Старшая дочь - страница 50

Шрифт
Интервал


Юнна была не в силах вынуть руку из его ладони, готовая либо счесть его безумцем, либо безоговорочно поверить каждому слову.

- Как вы страшно поклялись, - пробормотала девушка, - А если ничего не получится?

- Знаете, фройляйн Юнна, - Фред наконец проглотил застрявший в горле комок, - вы своим страшным рассказом на меня очень сильно повлияли. Я сейчас кое-на-что решился, о чем думал уже долгое время. Это весьма опасно и очень сложно. Если я выберу этот путь, моя жизнь никогда больше не будет прежней, но я почти уверен, что я его выберу. Вы просто знайте: пока я жив, я буду бороться за то, в чем перед вами поклялся. Сделайте так, чтобы моя жизнь не прошла зазря.

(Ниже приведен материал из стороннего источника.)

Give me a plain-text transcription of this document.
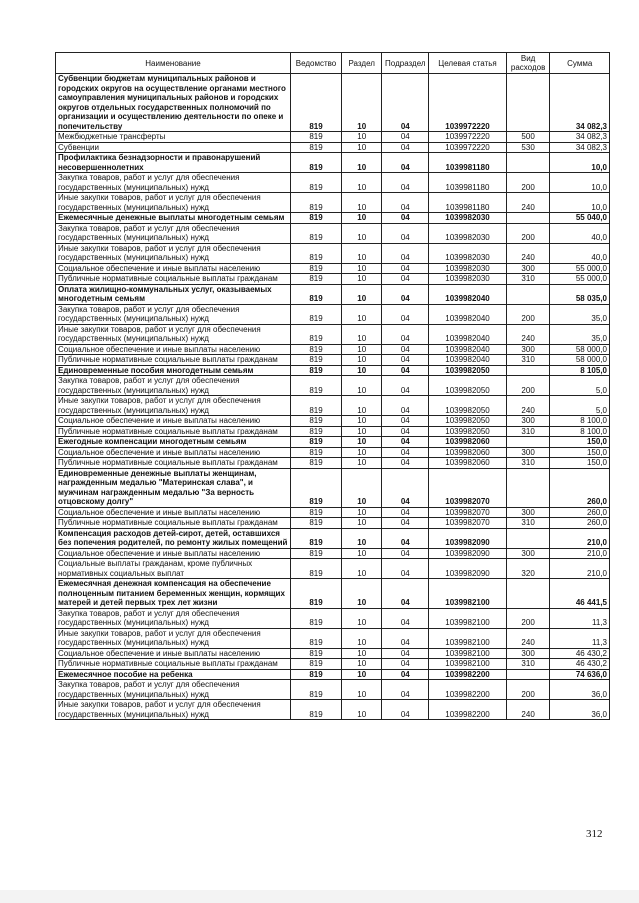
Наименование	Ведомство	Раздел	Подраздел	Целевая статья	Вид расходов	Сумма
Субвенции бюджетам муниципальных районов и городских округов на осуществление органами местного самоуправления муниципальных районов и городских округов отдельных государственных полномочий по организации и осуществлению деятельности по опеке и попечительству	819	10	04	1039972220		34 082,3
Межбюджетные трансферты	819	10	04	1039972220	500	34 082,3
Субвенции	819	10	04	1039972220	530	34 082,3
Профилактика безнадзорности и правонарушений несовершеннолетних	819	10	04	1039981180		10,0
Закупка товаров, работ и услуг для обеспечения государственных (муниципальных) нужд	819	10	04	1039981180	200	10,0
Иные закупки товаров, работ и услуг для обеспечения государственных (муниципальных) нужд	819	10	04	1039981180	240	10,0
Ежемесячные денежные выплаты многодетным семьям	819	10	04	1039982030		55 040,0
Закупка товаров, работ и услуг для обеспечения государственных (муниципальных) нужд	819	10	04	1039982030	200	40,0
Иные закупки товаров, работ и услуг для обеспечения государственных (муниципальных) нужд	819	10	04	1039982030	240	40,0
Социальное обеспечение и иные выплаты населению	819	10	04	1039982030	300	55 000,0
Публичные нормативные социальные выплаты гражданам	819	10	04	1039982030	310	55 000,0
Оплата жилищно-коммунальных услуг, оказываемых многодетным семьям	819	10	04	1039982040		58 035,0
Закупка товаров, работ и услуг для обеспечения государственных (муниципальных) нужд	819	10	04	1039982040	200	35,0
Иные закупки товаров, работ и услуг для обеспечения государственных (муниципальных) нужд	819	10	04	1039982040	240	35,0
Социальное обеспечение и иные выплаты населению	819	10	04	1039982040	300	58 000,0
Публичные нормативные социальные выплаты гражданам	819	10	04	1039982040	310	58 000,0
Единовременные пособия многодетным семьям	819	10	04	1039982050		8 105,0
Закупка товаров, работ и услуг для обеспечения государственных (муниципальных) нужд	819	10	04	1039982050	200	5,0
Иные закупки товаров, работ и услуг для обеспечения государственных (муниципальных) нужд	819	10	04	1039982050	240	5,0
Социальное обеспечение и иные выплаты населению	819	10	04	1039982050	300	8 100,0
Публичные нормативные социальные выплаты гражданам	819	10	04	1039982050	310	8 100,0
Ежегодные компенсации многодетным семьям	819	10	04	1039982060		150,0
Социальное обеспечение и иные выплаты населению	819	10	04	1039982060	300	150,0
Публичные нормативные социальные выплаты гражданам	819	10	04	1039982060	310	150,0
Единовременные денежные выплаты женщинам, награжденным медалью "Материнская слава", и мужчинам награжденным медалью "За верность отцовскому долгу"	819	10	04	1039982070		260,0
Социальное обеспечение и иные выплаты населению	819	10	04	1039982070	300	260,0
Публичные нормативные социальные выплаты гражданам	819	10	04	1039982070	310	260,0
Компенсация расходов детей-сирот, детей, оставшихся без попечения родителей, по ремонту жилых помещений	819	10	04	1039982090		210,0
Социальное обеспечение и иные выплаты населению	819	10	04	1039982090	300	210,0
Социальные выплаты гражданам, кроме публичных нормативных социальных выплат	819	10	04	1039982090	320	210,0
Ежемесячная денежная компенсация на обеспечение полноценным питанием беременных женщин, кормящих матерей и детей первых трех лет жизни	819	10	04	1039982100		46 441,5
Закупка товаров, работ и услуг для обеспечения государственных (муниципальных) нужд	819	10	04	1039982100	200	11,3
Иные закупки товаров, работ и услуг для обеспечения государственных (муниципальных) нужд	819	10	04	1039982100	240	11,3
Социальное обеспечение и иные выплаты населению	819	10	04	1039982100	300	46 430,2
Публичные нормативные социальные выплаты гражданам	819	10	04	1039982100	310	46 430,2
Ежемесячное пособие на ребенка	819	10	04	1039982200		74 636,0
Закупка товаров, работ и услуг для обеспечения государственных (муниципальных) нужд	819	10	04	1039982200	200	36,0
Иные закупки товаров, работ и услуг для обеспечения государственных (муниципальных) нужд	819	10	04	1039982200	240	36,0
312
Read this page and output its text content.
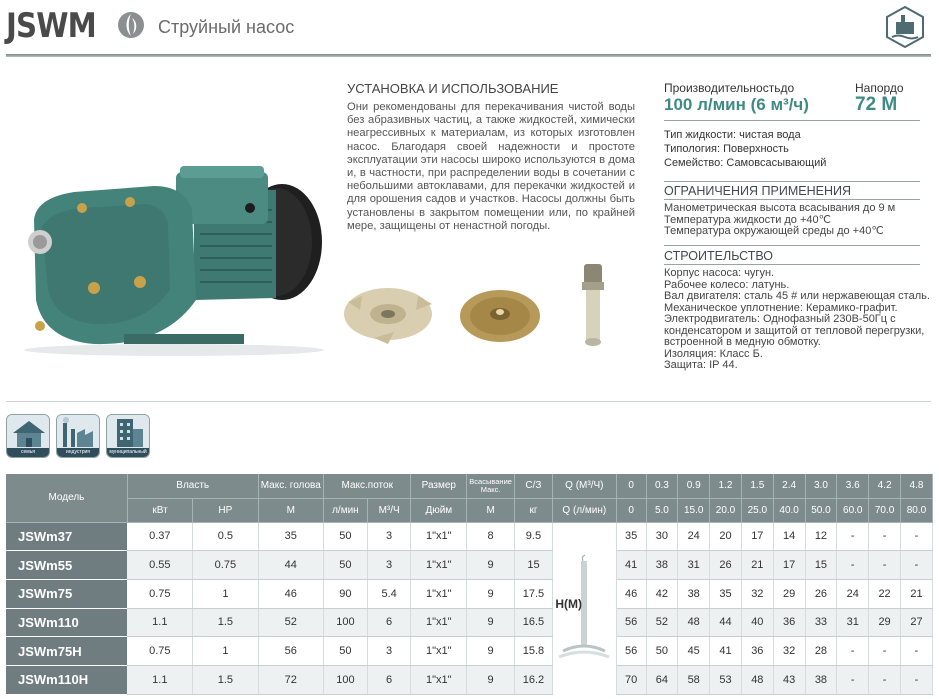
JSWM	Струйный насос
УСТАНОВКА И ИСПОЛЬЗОВАНИЕ
Они рекомендованы для перекачивания чистой воды без абразивных частиц, а также жидкостей, химически неагрессивных к материалам, из которых изготовлен насос. Благодаря своей надежности и простоте эксплуатации эти насосы широко используются в дома и, в частности, при распределении воды в сочетании с небольшими автоклавами, для перекачки жидкостей и для орошения садов и участков. Насосы должны быть установлены в закрытом помещении или, по крайней мере, защищены от ненастной погоды.
Производительностьдо
100 л/мин (6 м³/ч)
Напордо
72 М
Тип жидкости: чистая вода
Типология: Поверхность
Семейство: Самовсасывающий
ОГРАНИЧЕНИЯ ПРИМЕНЕНИЯ
Манометрическая высота всасывания до 9 м
Температура жидкости до +40℃
Температура окружающей среды до +40℃
СТРОИТЕЛЬСТВО
Корпус насоса: чугун.
Рабочее колесо: латунь.
Вал двигателя: сталь 45 # или нержавеющая сталь.
Механическое уплотнение: Керамико-графит.
Электродвигатель: Однофазный 230В-50Гц с
конденсатором и защитой от тепловой перегрузки,
встроенной в медную обмотку.
Изоляция: Класс Б.
Защита: IP 44.
семья	индустрия	муниципальный
Модель	Власть		Макс. голова	Макс.поток		Размер	Всасывание Макс.	С/З	Q (М³/Ч)	0	0.3	0.9	1.2	1.5	2.4	3.0	3.6	4.2	4.8
	кВт	HP	М	л/мин	M³/Ч	Дюйм	М	кг	Q (л/мин)	0	5.0	15.0	20.0	25.0	40.0	50.0	60.0	70.0	80.0
JSWm37	0.37	0.5	35	50	3	1"x1"	8	9.5	H(M)	35	30	24	20	17	14	12	-	-	-
JSWm55	0.55	0.75	44	50	3	1"x1"	9	15		41	38	31	26	21	17	15	-	-	-
JSWm75	0.75	1	46	90	5.4	1"x1"	9	17.5		46	42	38	35	32	29	26	24	22	21
JSWm110	1.1	1.5	52	100	6	1"x1"	9	16.5		56	52	48	44	40	36	33	31	29	27
JSWm75H	0.75	1	56	50	3	1"x1"	9	15.8		56	50	45	41	36	32	28	-	-	-
JSWm110H	1.1	1.5	72	100	6	1"x1"	9	16.2		70	64	58	53	48	43	38	-	-	-
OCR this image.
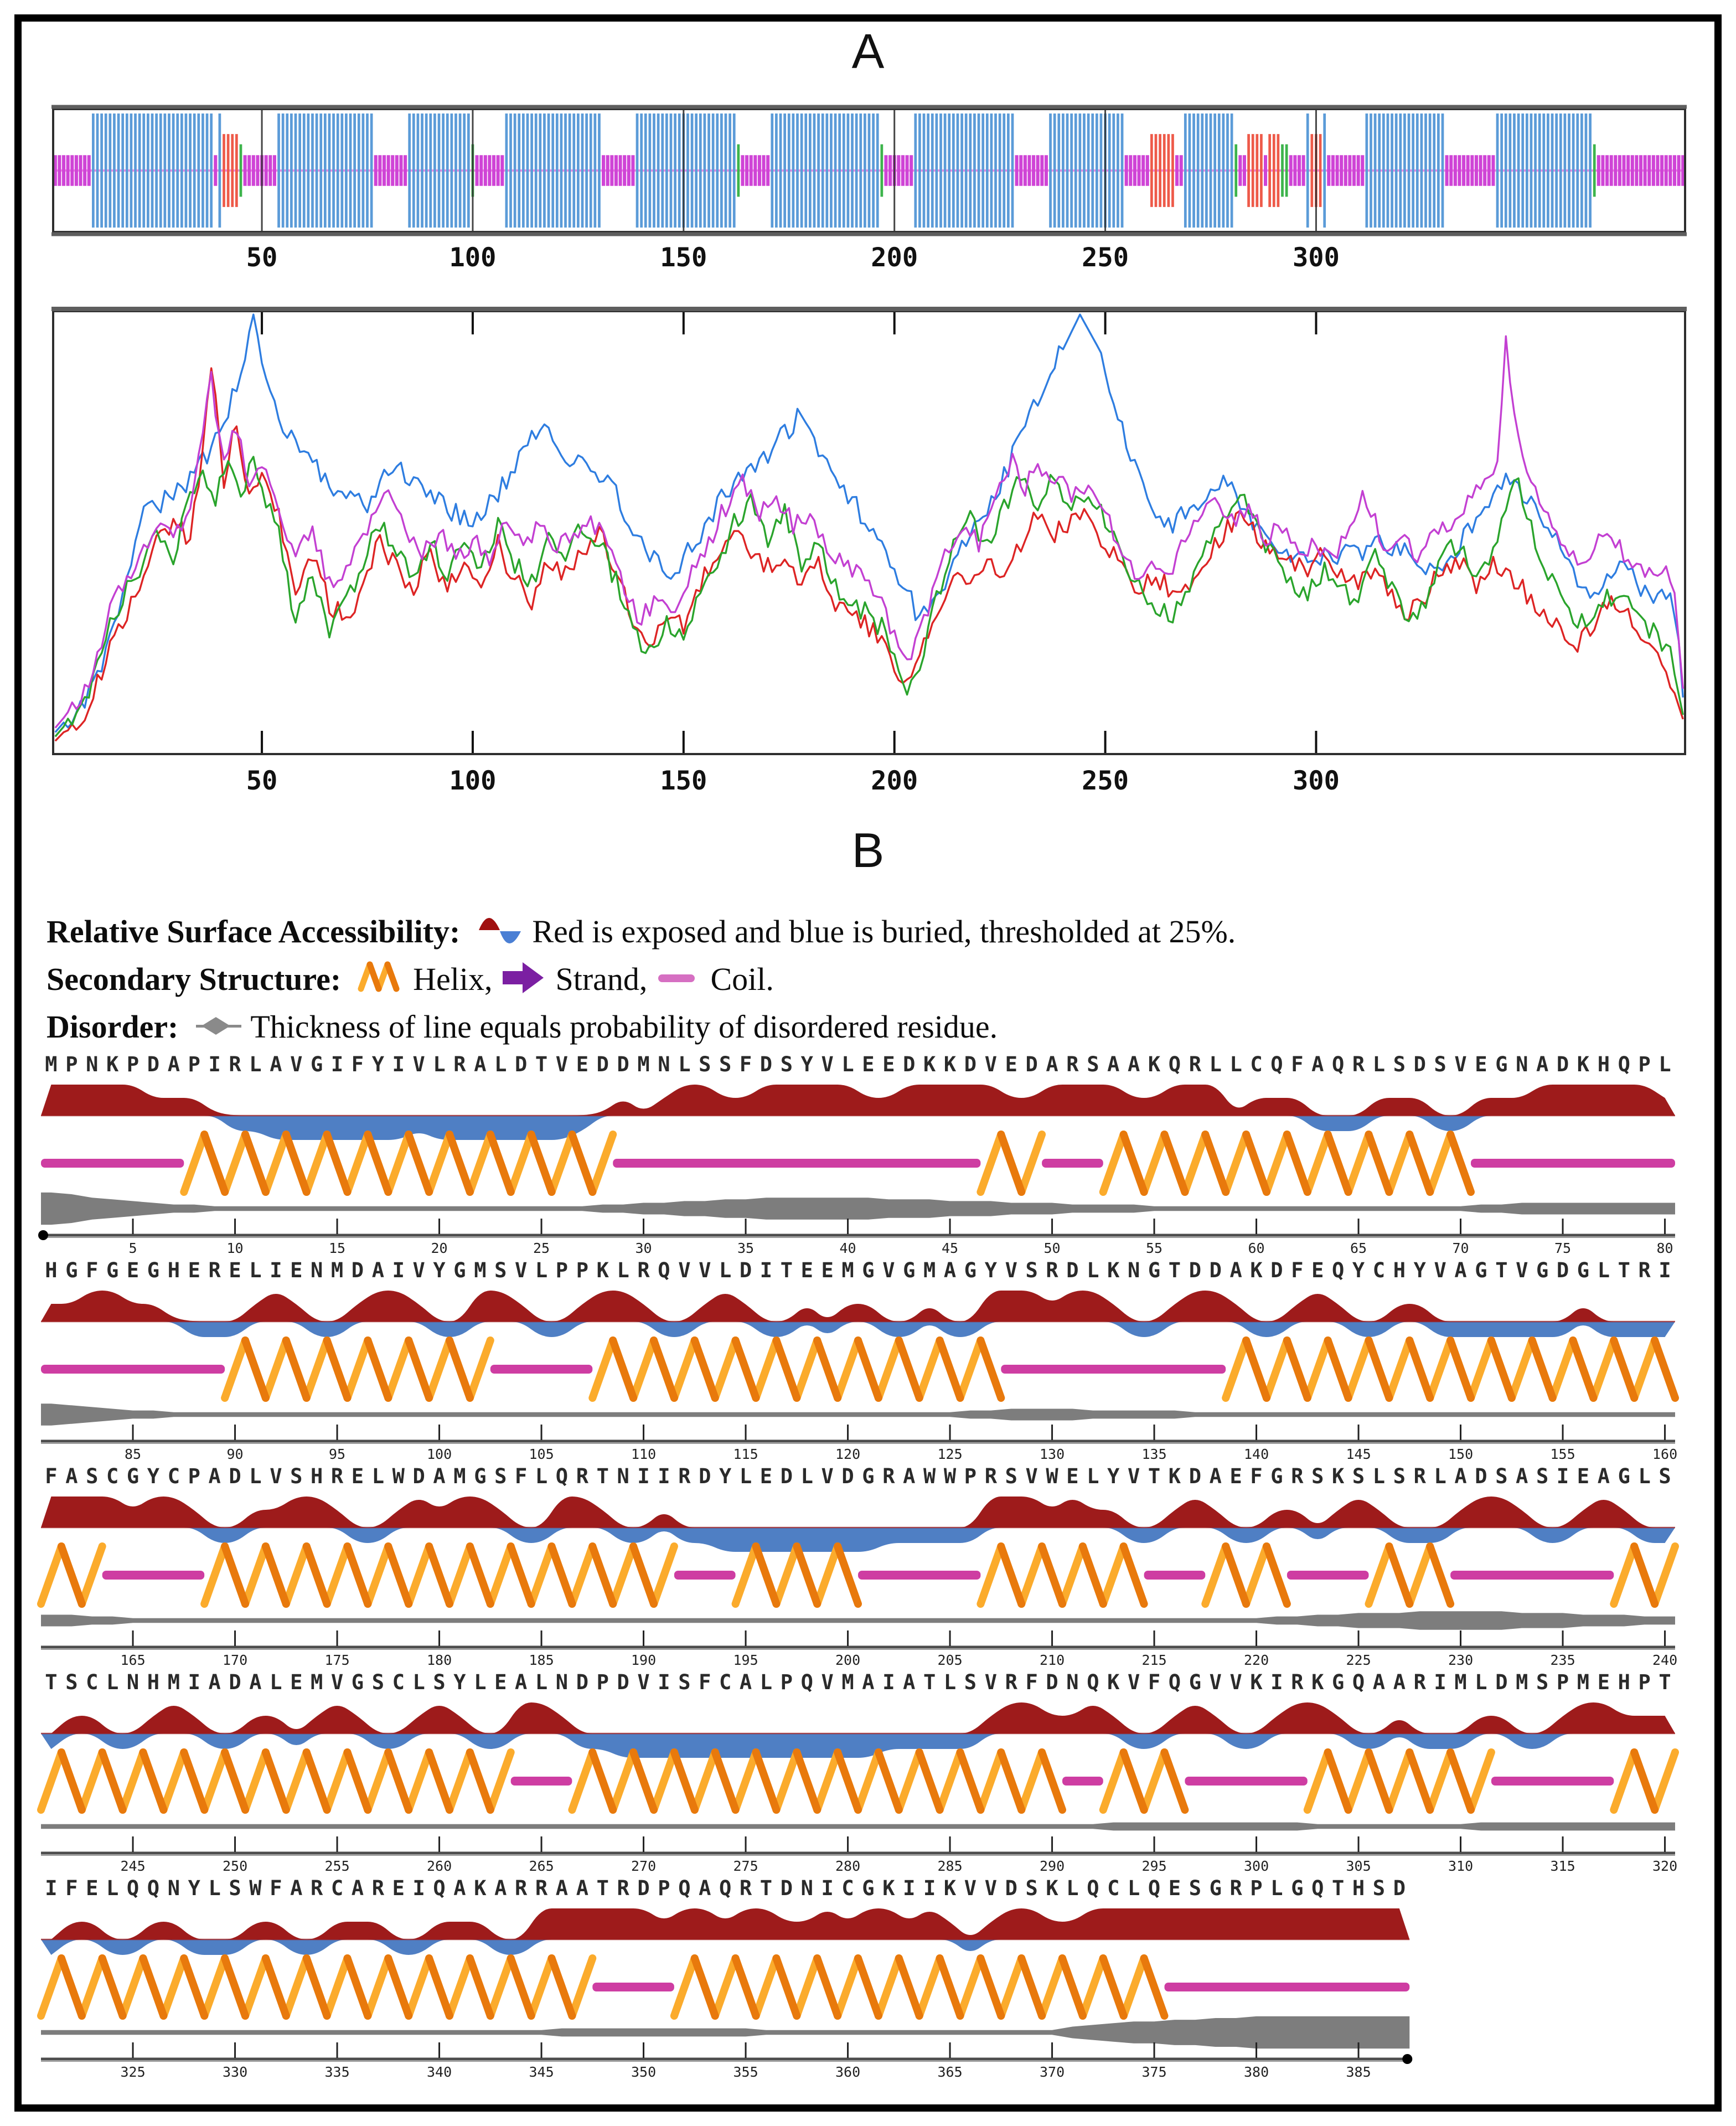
A
50	100	150	200	250	300
50	100	150	200	250	300
B
Relative Surface Accessibility: Red is exposed and blue is buried, thresholded at 25%.
Secondary Structure: Helix, Strand, Coil.
Disorder: Thickness of line equals probability of disordered residue.
M P N K P D A P I R L A V G I F Y I V L R A L D T V E D D M N L S S F D S Y V L E E D K K D V E D A R S A A K Q R L L C Q F A Q R L S D S V E G N A D K H Q P L
5	10	15	20	25	30	35	40	45	50	55	60	65	70	75	80
H G F G E G H E R E L I E N M D A I V Y G M S V L P P K L R Q V V L D I T E E M G V G M A G Y V S R D L K N G T D D A K D F E Q Y C H Y V A G T V G D G L T R I
85	90	95	100	105	110	115	120	125	130	135	140	145	150	155	160
F A S C G Y C P A D L V S H R E L W D A M G S F L Q R T N I I R D Y L E D L V D G R A W W P R S V W E L Y V T K D A E F G R S K S L S R L A D S A S I E A G L S
165	170	175	180	185	190	195	200	205	210	215	220	225	230	235	240
T S C L N H M I A D A L E M V G S C L S Y L E A L N D P D V I S F C A L P Q V M A I A T L S V R F D N Q K V F Q G V V K I R K G Q A A R I M L D M S P M E H P T
245	250	255	260	265	270	275	280	285	290	295	300	305	310	315	320
I F E L Q Q N Y L S W F A R C A R E I Q A K A R R A A T R D P Q A Q R T D N I C G K I I K V V D S K L Q C L Q E S G R P L G Q T H S D
325	330	335	340	345	350	355	360	365	370	375	380	385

Он достал из-за пазухи сложенный вчетверо листок бумаги, похожей на газетную и положил на стол перед Юнной.

- «Постройте Новый мир и начните с Иовелии!»… - прочитала Юнна первые слова. Она подняла на Фреда восхищенные глаза, - Точно, бунтовщик!

- Только отнеситесь к словам в этой листовке серьезно, - он потер глаза, - Голова раскалывается. Пожалуй, пойду к себе. Вы тоже не засиживайтесь и, главное, ничего не вспоминайте. Прошлое должно умереть во благо будущего.

Оказавшись в темноте комнаты, Фред рухнул на кровать. Душа, сердце, разум – что бы это ни было, оно разрывалось от чувств, мыслей, желаний и стремлений. Он хотел встать, чтобы отвлечься от волнений каким-нибудь мелким занятием, но неожиданно понял, что все-таки устал и валится с ног. Уснул Фред Гриндор, лежа поперек кровати и укрывшись шинелью, словно измученный битвой солдат.


* * *


«Лучше бы солнце не вставало сегодня. Ох, лучше бы мне было умереть во сне!» - подумал Альбрехт Краузе.

С момента его пробуждения прошел уже час или два, но комендант все еще лежал в постели не в силах пошевелиться от тошноты. Спал он сегодня в гостиной на диване, потому что супруга не пустила его в спальню. Лицо полковника приобрело сине-зеленый оттенок, а в глазах читалась мука. На тумбочке возле него стоял целый бутыль капустного рассола, на который Краузе уже не мог смотреть. Ему ничего не помогало. Комендант мог лишь лежать и ждать, когда отравление пройдет само собой. Но телесные страдания не шли ни в какое сравнение со страданиями душевными.

«Господи, почему ты не спустился с небес на землю и не отрезал мне язык?» - причитал комендант, - «Как ты допустил, чтобы я так говорил с принцем?! Господи, моя жизнь теперь кончена!»